The concrete varies in thickness from 4 to 6 feet and is reinforced by steel bars, Resler said.

 

"It's fully designed to withstand what an anticipated accident would put on it in terms of pressure," he said.

 

To force a public hearing, relicensing opponents must apply for what's called "intervener status." They must prove to the three judges of the Atomic Safety and Licensing Board Panel that they have a legitimate "contention" with Exelon's application.

 

The state's contention also cites what it calls the vulnerability of the plant to an aircraft attack and a concern that Exelon relies on a separate company for emergency backup power. Lawyers for both the NRC and Exelon argued that all the challenges were "inadmissible" on the grounds that they were "outside the scope of a renewal proceeding" because they failed "to establish that a genuine dispute exists on a material issue of law or fact."

 

"The NRC is renowned as being a hostile forum for citizens," said Webster of Rutgers. "It's very hard to get information. It's very hard to really meaningfully participate in the decision-making process."

 

On Jan. 31, however, a team of NRC technicians discussed in a public conference call their concern that the metal drywell liners of boiling water reactors, like Oyster Creek, ought to be examined for corrosion whenever plant operators apply for license extensions. They were speaking generally, and not specifically about Oyster Creek. Thirty-four of the nation's 103 commercial reactors are boiling-water reactors.

 

"So here you have on the one hand NRC technical people saying corrosion is a concern, and on the other hand, you have NRC legal people trying to quash any discussion of corrosion," Gunter said. "It's kind of schizophrenic."

 

Six of the 17 reactors owned by Exelon have received 20-year license extensions.

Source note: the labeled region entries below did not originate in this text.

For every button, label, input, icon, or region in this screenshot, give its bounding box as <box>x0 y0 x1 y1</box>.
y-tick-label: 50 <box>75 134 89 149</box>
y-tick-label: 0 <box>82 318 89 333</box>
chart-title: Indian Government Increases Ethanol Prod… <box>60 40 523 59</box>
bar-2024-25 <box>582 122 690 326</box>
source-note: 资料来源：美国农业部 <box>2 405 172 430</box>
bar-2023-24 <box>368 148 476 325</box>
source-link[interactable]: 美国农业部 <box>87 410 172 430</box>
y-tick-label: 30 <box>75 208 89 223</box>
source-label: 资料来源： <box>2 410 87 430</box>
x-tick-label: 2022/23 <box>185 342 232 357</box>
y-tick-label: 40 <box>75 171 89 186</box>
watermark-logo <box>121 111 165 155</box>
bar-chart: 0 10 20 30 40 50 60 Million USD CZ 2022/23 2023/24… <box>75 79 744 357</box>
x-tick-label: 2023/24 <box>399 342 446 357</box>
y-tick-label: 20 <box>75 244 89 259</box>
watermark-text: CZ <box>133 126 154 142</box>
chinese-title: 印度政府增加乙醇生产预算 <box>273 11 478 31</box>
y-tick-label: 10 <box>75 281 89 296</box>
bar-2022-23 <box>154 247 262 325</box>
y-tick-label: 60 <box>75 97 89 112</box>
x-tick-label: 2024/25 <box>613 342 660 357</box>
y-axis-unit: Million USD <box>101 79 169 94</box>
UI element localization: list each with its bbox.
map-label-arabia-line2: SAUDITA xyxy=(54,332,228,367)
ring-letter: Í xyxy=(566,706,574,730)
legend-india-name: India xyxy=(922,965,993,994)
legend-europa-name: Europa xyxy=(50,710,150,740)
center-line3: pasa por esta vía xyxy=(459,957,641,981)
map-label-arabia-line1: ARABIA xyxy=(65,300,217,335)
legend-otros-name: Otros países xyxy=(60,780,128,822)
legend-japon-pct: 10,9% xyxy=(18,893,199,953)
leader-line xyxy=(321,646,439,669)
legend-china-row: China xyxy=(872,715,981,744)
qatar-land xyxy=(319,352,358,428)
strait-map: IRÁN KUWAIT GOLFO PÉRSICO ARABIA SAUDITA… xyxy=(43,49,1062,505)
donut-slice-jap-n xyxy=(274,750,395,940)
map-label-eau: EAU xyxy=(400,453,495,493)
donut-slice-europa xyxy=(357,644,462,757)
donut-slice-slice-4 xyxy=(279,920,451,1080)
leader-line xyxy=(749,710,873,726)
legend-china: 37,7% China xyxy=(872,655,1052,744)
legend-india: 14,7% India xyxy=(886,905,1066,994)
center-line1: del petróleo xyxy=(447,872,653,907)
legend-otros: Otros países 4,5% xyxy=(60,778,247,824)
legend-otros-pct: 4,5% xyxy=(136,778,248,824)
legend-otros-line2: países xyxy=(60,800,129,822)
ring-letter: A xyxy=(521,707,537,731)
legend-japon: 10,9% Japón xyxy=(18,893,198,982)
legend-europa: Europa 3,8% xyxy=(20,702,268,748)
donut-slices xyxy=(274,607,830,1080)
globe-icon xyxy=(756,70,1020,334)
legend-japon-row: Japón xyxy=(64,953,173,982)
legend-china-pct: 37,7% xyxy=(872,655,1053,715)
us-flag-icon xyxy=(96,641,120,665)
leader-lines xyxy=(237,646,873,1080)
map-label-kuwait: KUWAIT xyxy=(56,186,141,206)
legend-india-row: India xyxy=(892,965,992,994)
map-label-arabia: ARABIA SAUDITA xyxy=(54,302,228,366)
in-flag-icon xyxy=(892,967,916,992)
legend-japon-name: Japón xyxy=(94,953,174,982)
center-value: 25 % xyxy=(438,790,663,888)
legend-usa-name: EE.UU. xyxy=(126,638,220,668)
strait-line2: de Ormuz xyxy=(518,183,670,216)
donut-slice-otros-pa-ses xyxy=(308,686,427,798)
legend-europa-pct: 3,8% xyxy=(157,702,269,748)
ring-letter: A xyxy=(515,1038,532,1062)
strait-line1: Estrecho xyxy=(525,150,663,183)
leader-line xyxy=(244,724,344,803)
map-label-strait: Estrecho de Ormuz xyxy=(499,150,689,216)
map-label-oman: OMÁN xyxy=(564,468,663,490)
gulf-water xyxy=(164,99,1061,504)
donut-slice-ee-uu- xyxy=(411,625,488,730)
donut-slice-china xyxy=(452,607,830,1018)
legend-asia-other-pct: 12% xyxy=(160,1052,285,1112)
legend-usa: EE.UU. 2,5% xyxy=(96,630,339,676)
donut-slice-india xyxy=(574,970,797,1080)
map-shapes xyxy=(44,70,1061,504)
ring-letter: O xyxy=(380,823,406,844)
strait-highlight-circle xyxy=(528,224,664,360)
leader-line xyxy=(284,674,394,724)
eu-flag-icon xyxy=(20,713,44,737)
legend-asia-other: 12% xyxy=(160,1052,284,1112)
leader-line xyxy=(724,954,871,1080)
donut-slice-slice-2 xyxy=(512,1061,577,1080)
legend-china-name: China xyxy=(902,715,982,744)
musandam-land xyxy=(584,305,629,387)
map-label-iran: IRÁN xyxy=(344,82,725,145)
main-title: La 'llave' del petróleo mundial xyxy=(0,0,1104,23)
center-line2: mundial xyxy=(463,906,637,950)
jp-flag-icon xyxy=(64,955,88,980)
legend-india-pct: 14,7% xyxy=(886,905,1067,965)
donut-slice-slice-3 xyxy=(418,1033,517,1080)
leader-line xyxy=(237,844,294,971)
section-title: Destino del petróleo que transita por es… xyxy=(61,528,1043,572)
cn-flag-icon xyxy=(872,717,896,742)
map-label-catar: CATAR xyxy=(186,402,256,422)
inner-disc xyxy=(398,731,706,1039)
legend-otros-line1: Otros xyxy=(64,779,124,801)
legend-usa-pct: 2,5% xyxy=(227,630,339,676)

The six Exelon reactors, in Pennsylvania and Illinois, have approval to remain open until 2029 to 2034.

 

About half the electricity used in New Jersey is generated by nuclear power. Oyster Creek supplies electricity to the equivalent of 600,000 households. New Jersey has three nuclear plants in Salem County. The closest nuclear facility to North Jersey is the pair of reactors at the Indian Point Energy Center in Westchester County, N.Y., 15 miles north of the New Jersey border.

 

Exelon's annual revenues are $14 billion, and Resler called Oyster Creek "a valued part of our fleet." So much so, Resler said, that Exelon will spend $20 million on the license renewal.

 

"That's a major investment," Resler said. "We don't make that investment unless we think it's a good one. And we do believe it's a good investment at Oyster Creek."